Brushes, paint, a canvas and a set of numbers.
With each careful and delicate stroke, the artist’s work comes to life as vibrant colors splash onto the canvas.
Bill Hirsch is painting by the numbers, but he’s hardly painting by the book. “I refer to them as my liquid puzzles with all the pieces you have to put together,” said Bill, a native New Yorker who, along with his wife of 66 years, Hannah, has lived at Spring Mill for the last year.
“You have to have a steady hand and good eyes,” he said while pointing to one of his completed masterpieces.
These are not the kinds of paint-by-numbers portraits you may be accustomed to. They are incredibly detailed, with colors and angles and brush strokes coming together ever so intricately to form extraordinary works of art.
For years, his craft has remained largely unknown. That was until earlier this month, when he put them on display at Spring Mill, for friends, fellow residents and their families and Presby team members.
“I didn’t know what to expect, but it was a nice feeling,” Bill said of finally showing off his some of his collection that he’s put so much time and effort into all these years. “It was nice, especially since the people who saw it said they enjoyed it. And they were nice enough to come over and say, ‘Bill, I didn’t know you could do that.’”
For Bill, his paint-by-number masterpieces are done for pure love of the craft he taught himself how to do after his retirement. Bill would not describe himself as an artist. According to him, his only prior painting experience was when he “hated” painting walls in his house.
By trade, Bill was a nylon thread manufacturer after a two-year stint in the U.S. Army from 1952-54.
When he retired, Bill and Hannah packed up from their Long Island home of 35 years and moved to Boynton Beach, Florida for the next 21 years. While there on Florida’s east coast, Bill’s favorite hobby was tennis, which he would play almost every morning.
But eventually, Bill felt like something was missing. He would enjoy his tennis-filled mornings, but what then? He was looking for something to do in the afternoons when he had free time. And one day about 15 years ago when he was reading the newspaper, it jumped out at him.
A lightbulb moment, you could say.
“I read about something where somebody did some paintings, numbered paintings. And it looked like something that would be right up my alley,” Bill explained.
“I think it was in the New York Times, and it had this fellow who did it and his walls were covered with numbered paintings. I looked at them and thought maybe this would be something I would like.
“I tried it and I fell in love with it.”
How detailed are Bill’s paint-by-number pieces? He estimates he’s completed 40 to 50 paintings over the last two decades. On average, it takes him up to four months to complete one painting. He attributes this to his extreme dedication to carefully constructing each portion of the canvas.

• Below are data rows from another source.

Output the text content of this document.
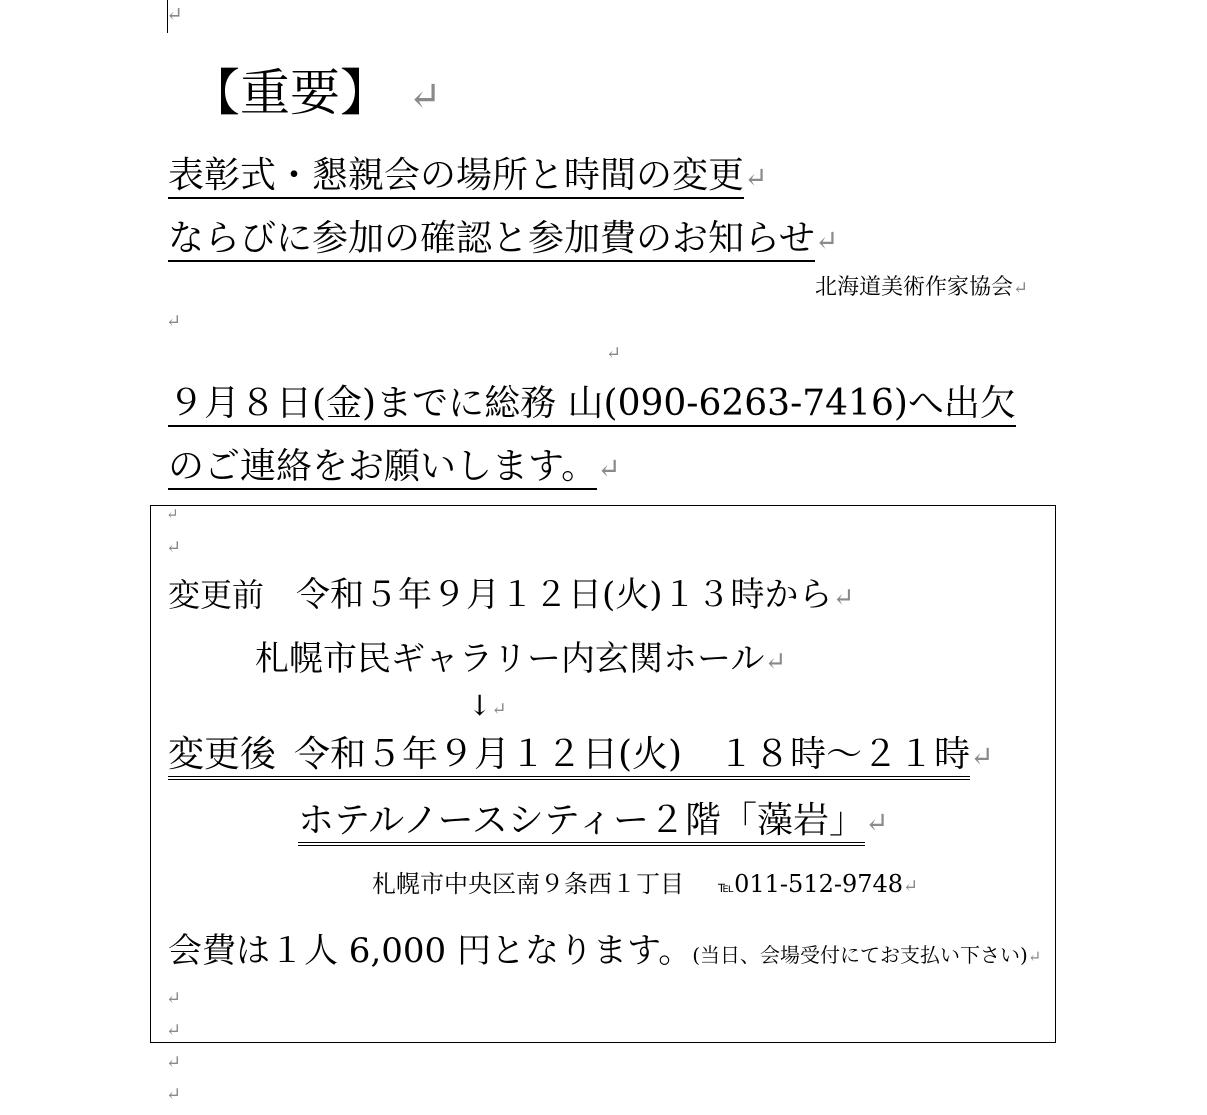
↵
【重要】 ↵
表彰式・懇親会の場所と時間の変更↵
ならびに参加の確認と参加費のお知らせ↵
北海道美術作家協会↵
↵
↵
９月８日(金)までに総務 山(090-6263-7416)へ出欠
のご連絡をお願いします。↵
↵
↵
変更前 令和５年９月１２日(火)１３時から↵
札幌市民ギャラリー内玄関ホール↵
↓↵
変更後 令和５年９月１２日(火) １８時～２１時↵
ホテルノースシティー２階「藻岩」↵
札幌市中央区南９条西１丁目 ℡011-512-9748↵
会費は１人 6,000 円となります。(当日、会場受付にてお支払い下さい)↵
↵
↵
↵
↵
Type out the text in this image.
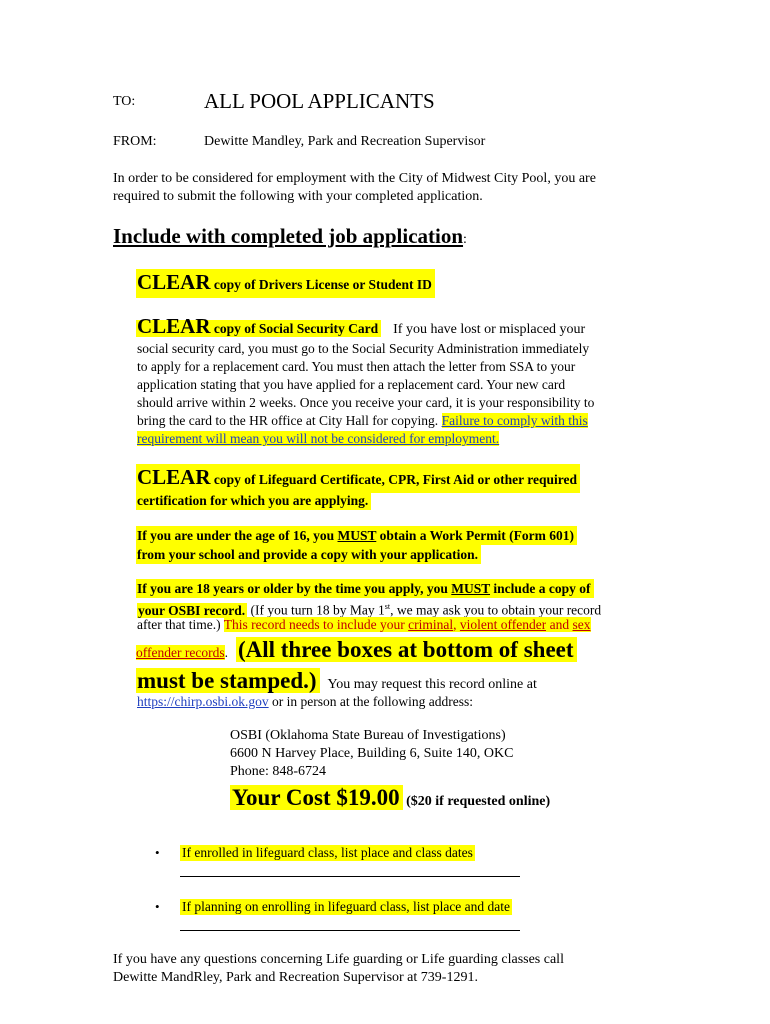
TO:	ALL POOL APPLICANTS
FROM:	Dewitte Mandley, Park and Recreation Supervisor
In order to be considered for employment with the City of Midwest City Pool, you are
required to submit the following with your completed application.
Include with completed job application:
CLEAR copy of Drivers License or Student ID
CLEAR copy of Social Security Card If you have lost or misplaced your
social security card, you must go to the Social Security Administration immediately
to apply for a replacement card. You must then attach the letter from SSA to your
application stating that you have applied for a replacement card. Your new card
should arrive within 2 weeks. Once you receive your card, it is your responsibility to
bring the card to the HR office at City Hall for copying. Failure to comply with this
requirement will mean you will not be considered for employment.
CLEAR copy of Lifeguard Certificate, CPR, First Aid or other required
certification for which you are applying.
If you are under the age of 16, you MUST obtain a Work Permit (Form 601)
from your school and provide a copy with your application.
If you are 18 years or older by the time you apply, you MUST include a copy of
your OSBI record. (If you turn 18 by May 1st, we may ask you to obtain your record
after that time.) This record needs to include your criminal, violent offender and sex
offender records. (All three boxes at bottom of sheet
must be stamped.) You may request this record online at
https://chirp.osbi.ok.gov or in person at the following address:
OSBI (Oklahoma State Bureau of Investigations)
6600 N Harvey Place, Building 6, Suite 140, OKC
Phone: 848-6724
Your Cost $19.00 ($20 if requested online)
• If enrolled in lifeguard class, list place and class dates
• If planning on enrolling in lifeguard class, list place and date
If you have any questions concerning Life guarding or Life guarding classes call
Dewitte MandRley, Park and Recreation Supervisor at 739-1291.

While each kit comes with its own paints, Bill invested in a large collection of his own acrylic paints, forming a cache of different colors to choose from for the right section on the right canvas. Even if it goes against the grain of what is suggested.
“Like I said, you have to have a steady hand and good eyes,” Bill reiterated. “But it’s not easy to do. I think it’s easier for a painter to paint a scene than it is to fill in like I do. Because he’s doing his work and he knows it’s going to come. For me, it’s a little more difficult.
“The musical one is the most intricate one and I enjoyed doing that. And I like the Indian woman in the headdress holding the baby and the one with the two sailors in the boat. I like them all.”
And Bill has no intention of selling any of the paintings. He’s given some to his two children, two granddaughters and close friends.
“I just want to hang them up on the wall in our apartment,” said Bill, who, with Hannah, moved back up north to Spring Mill to be closer to their daughter who lives right down the road in Lafayette Hill, Pennsylvania.
“They’ve become too much of a part of me. It’s like saying I’m going to buy or sell one of my fingers. After so many months and so many years, [Hannah] would be angry if I decided to sell them!”
“I just think it’s great he gets these ideas and follows through,” Hannah said of her husband, who thanked his wife for her encouragement with the paintings over the years.
Eventually the glow of Bill’s big reveal will dim. The paintings and the decorative frames they’re encased in will make their way back to Bill and Hannah’s cozy Spring Mill apartment.
But the inspiration that they provide will continue to shine as reminder of what happens when one person’s pursuit becomes their passion.